To see more about what tools are and how best to rationalize them, take a look at the What are tools section.
Tools in Ctxpack
You can introduce tools into the Ctxpack platform on two different ways:
- Registering an existing MCP server as a Ctx Gateway
All tools that a registered Ctx Gateway (a remote MCP server) exposes, are automatically registered as tools into the Ctxpack application. This allows you to eventually pick and choose individual tools from wider ranging and bloated MCP servers to construct targeted and neat context packs.
- Deploying a Ctxpack tool by connecting into an existing API endpoint
You can register any reachable API as a tool into Ctxpack. These can be standard REST APIs producing JSON responses or even more complex XML or HTML responses. Creating a tool in Ctxpack involves several layers of configuration that ensure it works reliably within AI workflows. The basic information layer defines how the tool presents itself to AI systems. It is important to give your tools descriptive names and descriptions since that is how determine LLM client or AI Agents decide when and how to use it.
Getting Started
Creating your first tool
The "Tools/create" section allows users to register (or "deploy") a new tool to the application. Within this section you are able to give the tool a name, description, and its integration details. These include the endpoint URL, request type (GET, POST, etc.), and integration protocol. This is where you connect the tool to the actual service it will interact with.

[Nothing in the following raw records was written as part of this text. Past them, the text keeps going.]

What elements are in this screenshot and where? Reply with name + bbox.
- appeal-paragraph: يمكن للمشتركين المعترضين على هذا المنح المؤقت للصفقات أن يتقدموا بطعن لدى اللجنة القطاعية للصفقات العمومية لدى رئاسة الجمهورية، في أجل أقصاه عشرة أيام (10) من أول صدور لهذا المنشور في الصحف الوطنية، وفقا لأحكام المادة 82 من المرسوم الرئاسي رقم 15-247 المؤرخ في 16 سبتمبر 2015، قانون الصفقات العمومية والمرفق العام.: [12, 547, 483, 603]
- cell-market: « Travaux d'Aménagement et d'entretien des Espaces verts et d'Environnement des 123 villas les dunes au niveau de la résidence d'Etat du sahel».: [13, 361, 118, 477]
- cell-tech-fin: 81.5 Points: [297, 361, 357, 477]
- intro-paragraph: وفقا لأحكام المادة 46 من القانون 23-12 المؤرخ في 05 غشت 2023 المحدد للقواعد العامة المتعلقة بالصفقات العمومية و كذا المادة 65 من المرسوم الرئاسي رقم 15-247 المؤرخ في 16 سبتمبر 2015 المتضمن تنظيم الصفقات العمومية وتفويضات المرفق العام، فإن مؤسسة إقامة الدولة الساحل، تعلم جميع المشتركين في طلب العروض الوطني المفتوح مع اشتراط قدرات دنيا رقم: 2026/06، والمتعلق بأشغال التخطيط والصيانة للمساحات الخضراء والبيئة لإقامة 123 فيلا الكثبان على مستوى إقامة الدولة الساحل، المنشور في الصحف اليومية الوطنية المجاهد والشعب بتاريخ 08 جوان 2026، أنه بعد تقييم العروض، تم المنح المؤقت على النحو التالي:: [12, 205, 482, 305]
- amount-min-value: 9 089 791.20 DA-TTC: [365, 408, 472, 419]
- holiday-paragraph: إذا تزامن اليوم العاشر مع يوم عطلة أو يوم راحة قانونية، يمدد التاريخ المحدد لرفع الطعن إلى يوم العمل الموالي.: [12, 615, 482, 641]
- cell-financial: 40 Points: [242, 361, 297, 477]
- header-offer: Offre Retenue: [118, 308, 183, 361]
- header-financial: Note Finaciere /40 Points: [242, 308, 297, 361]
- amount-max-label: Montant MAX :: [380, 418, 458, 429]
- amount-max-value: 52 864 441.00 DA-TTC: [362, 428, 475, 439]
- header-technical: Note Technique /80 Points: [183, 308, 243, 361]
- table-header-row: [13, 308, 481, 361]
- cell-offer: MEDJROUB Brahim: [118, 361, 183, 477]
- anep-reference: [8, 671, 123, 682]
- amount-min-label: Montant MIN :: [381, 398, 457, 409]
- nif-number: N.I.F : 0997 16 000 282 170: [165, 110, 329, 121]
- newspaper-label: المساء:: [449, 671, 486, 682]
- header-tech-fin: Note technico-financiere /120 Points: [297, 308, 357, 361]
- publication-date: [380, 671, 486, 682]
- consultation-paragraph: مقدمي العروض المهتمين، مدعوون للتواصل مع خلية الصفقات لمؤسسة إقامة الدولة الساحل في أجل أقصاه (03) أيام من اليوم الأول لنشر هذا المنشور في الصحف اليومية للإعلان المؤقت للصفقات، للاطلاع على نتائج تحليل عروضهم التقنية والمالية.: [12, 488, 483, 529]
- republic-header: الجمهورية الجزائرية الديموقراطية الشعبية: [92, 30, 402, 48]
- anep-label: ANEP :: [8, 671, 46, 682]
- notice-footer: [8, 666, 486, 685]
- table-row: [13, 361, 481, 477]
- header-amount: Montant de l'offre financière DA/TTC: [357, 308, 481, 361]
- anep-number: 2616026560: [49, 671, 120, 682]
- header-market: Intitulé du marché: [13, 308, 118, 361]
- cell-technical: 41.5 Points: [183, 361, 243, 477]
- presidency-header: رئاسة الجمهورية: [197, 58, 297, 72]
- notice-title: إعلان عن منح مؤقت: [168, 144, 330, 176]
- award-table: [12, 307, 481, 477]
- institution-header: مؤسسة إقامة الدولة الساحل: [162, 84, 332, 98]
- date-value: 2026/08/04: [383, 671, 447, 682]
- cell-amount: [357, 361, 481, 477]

Authentication configuration ensures secure access to protected resources. Ctxpack supports various authentication types, allowing tools to work with systems that require API keys or other credential mechanisms.
The advanced configuration options provide fine-grained control over how the tool operates. Custom headers can be added for specific API requirements, input schemas define what parameters the tool expects, and JSONPath filters can extract specific data from responses. These features allow you to tailor each tool's behavior to match both the target API's requirements and your AI workflows' needs.
Best practices
Describe your tools properly
Give your tools descriptive names. These names should usually match the action that is taken by the end user or AI Agent when they are request their LLM Client to do some work. Some examples of this would be something like the following:
Use case: User wants to get marketing content calendar entries from Airtable Tool name: retriever-content-calendar-entries
Additionally it is extremely useful to write a clear description on the action what the tool does and how to use it. This works nicely as a structured set of instructions. A structure similar to below is usually helpful for the Agent or LLM to understand when to use the tool.
<usecase>
Explains WHAT the tool does and WHEN to use it
</usecase>
<instructions>
Covers HOW to use it correctly, with specifics about parameters and expected inputs
</instructions>
Define the input schemas
Adding input schemas to your tools is optional but helps the LLM Client or AI Agent immensely when they are trying to use it. The easiest way to describe the schema is to use JSON Schema format, which is something that most REST API spec documentation tools expose natively. If you are struggling to find good documentation for your endpoint, you can always ask an LLM to generate a generic JSON schema out of a sample response you are giving to it. They are really good at that.
Return only the necessary information
If the endpoint you are integrating with provides a vast amount of data in their response, the AI Agent or LLM can get confused when using your tool. Or worse yet, run out of tokens if using smaller models. You can define a JSONPAth filter to retrieve only the wanted relevant data from the response. The smaller and more targeted the response, the better the LLM or AI Agent understands it.